Mathematical thinking is crucial in all areas of computer science: algorithms, bioinformatics, computer graphics, data science, machine learning, etc. In this course, we will learn the most important tools used in discrete mathematics: induction, recursion, logic, invariants, examples, optimality. We will use these tools to answer typical programming questions like: How can we be certain a solution exists? Am I sure my program computes the optimal answer? Do each of these objects meet the given requirements?

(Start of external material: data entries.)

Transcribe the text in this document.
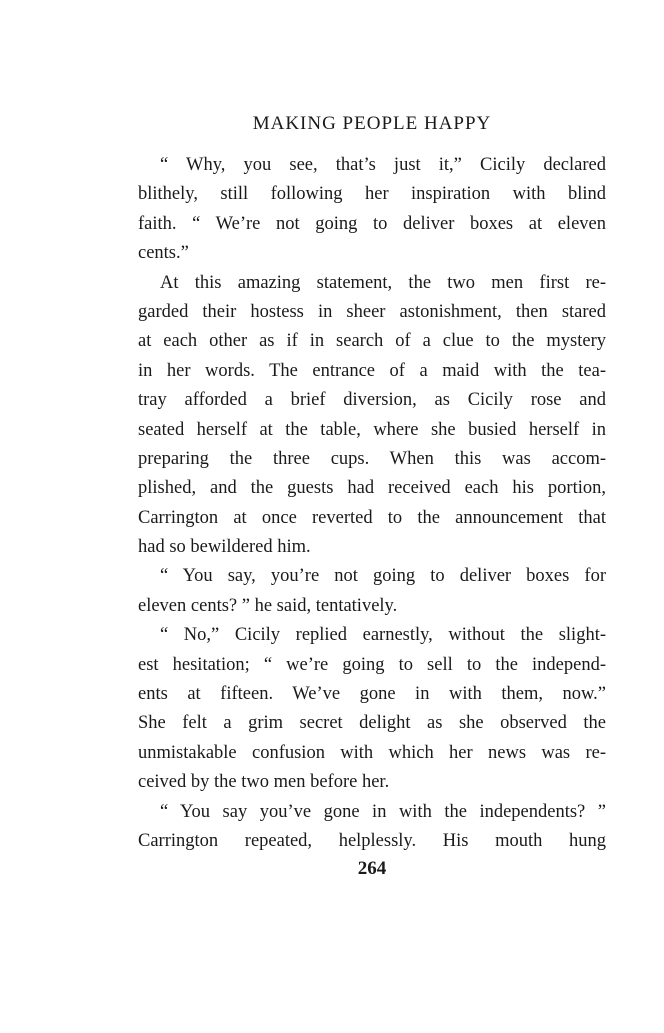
MAKING PEOPLE HAPPY
“ Why, you see, that’s just it,” Cicily declared
blithely, still following her inspiration with blind
faith. “ We’re not going to deliver boxes at eleven
cents.”
At this amazing statement, the two men first re-
garded their hostess in sheer astonishment, then stared
at each other as if in search of a clue to the mystery
in her words. The entrance of a maid with the tea-
tray afforded a brief diversion, as Cicily rose and
seated herself at the table, where she busied herself in
preparing the three cups. When this was accom-
plished, and the guests had received each his portion,
Carrington at once reverted to the announcement that
had so bewildered him.
“ You say, you’re not going to deliver boxes for
eleven cents? ” he said, tentatively.
“ No,” Cicily replied earnestly, without the slight-
est hesitation; “ we’re going to sell to the independ-
ents at fifteen. We’ve gone in with them, now.”
She felt a grim secret delight as she observed the
unmistakable confusion with which her news was re-
ceived by the two men before her.
“ You say you’ve gone in with the independents? ”
Carrington repeated, helplessly. His mouth hung
264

In the course, we use a try-this-before-we-explain-everything approach: you will be solving many interactive (and mobile friendly) puzzles that were carefully designed to allow you to invent many of the important ideas and concepts yourself.
Prerequisites:
1. We assume only basic math (e.g., we expect you to know what is a square or how to add fractions), common sense and curiosity.

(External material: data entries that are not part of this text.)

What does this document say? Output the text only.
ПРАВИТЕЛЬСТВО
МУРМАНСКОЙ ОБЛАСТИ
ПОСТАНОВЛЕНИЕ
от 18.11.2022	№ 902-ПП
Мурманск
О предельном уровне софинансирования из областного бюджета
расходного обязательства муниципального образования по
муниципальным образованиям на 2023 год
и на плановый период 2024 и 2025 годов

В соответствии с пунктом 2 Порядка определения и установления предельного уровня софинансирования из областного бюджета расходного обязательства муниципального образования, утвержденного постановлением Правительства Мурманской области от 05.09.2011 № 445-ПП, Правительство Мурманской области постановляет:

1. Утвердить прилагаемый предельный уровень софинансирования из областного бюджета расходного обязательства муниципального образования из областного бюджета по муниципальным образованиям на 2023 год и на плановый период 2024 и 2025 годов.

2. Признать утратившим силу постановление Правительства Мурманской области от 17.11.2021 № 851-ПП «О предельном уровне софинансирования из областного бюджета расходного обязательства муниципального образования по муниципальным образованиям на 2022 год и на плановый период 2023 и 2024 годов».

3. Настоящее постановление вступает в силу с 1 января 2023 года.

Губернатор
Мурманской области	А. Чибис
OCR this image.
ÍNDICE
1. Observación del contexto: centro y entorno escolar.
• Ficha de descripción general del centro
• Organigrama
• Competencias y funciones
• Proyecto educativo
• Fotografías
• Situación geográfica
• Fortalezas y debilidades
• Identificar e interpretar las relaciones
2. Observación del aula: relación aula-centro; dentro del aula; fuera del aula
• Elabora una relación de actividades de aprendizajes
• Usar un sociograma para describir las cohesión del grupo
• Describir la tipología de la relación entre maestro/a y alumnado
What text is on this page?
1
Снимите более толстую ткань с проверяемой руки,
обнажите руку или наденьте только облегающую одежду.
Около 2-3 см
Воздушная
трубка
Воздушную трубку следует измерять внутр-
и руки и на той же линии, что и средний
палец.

2. Basic programming knowledge is necessary as some quizzes require programming in Python.
From the lesson
Recursion and Induction
We'll discover two powerful methods of defining objects, proving concepts, and implementing programs — recursion and induction. These two methods are heavily used, in particular, in algorithms — for analysing correctness and running time of algorithms as well as for implementing efficient solutions. You will see that induction is as simple as falling dominos, but allows to make convincing arguments for arbitrarily large and complex problems by decomposing them and moving step by step. You will learn how famous Gauss unexpectedly solved his teacher's problem intended to keep him busy the whole lesson in just two minutes, and in the end you will be able to prove his formula using induction. You will be able to generalize scary arithmetic exercises and then solve them easily using induction.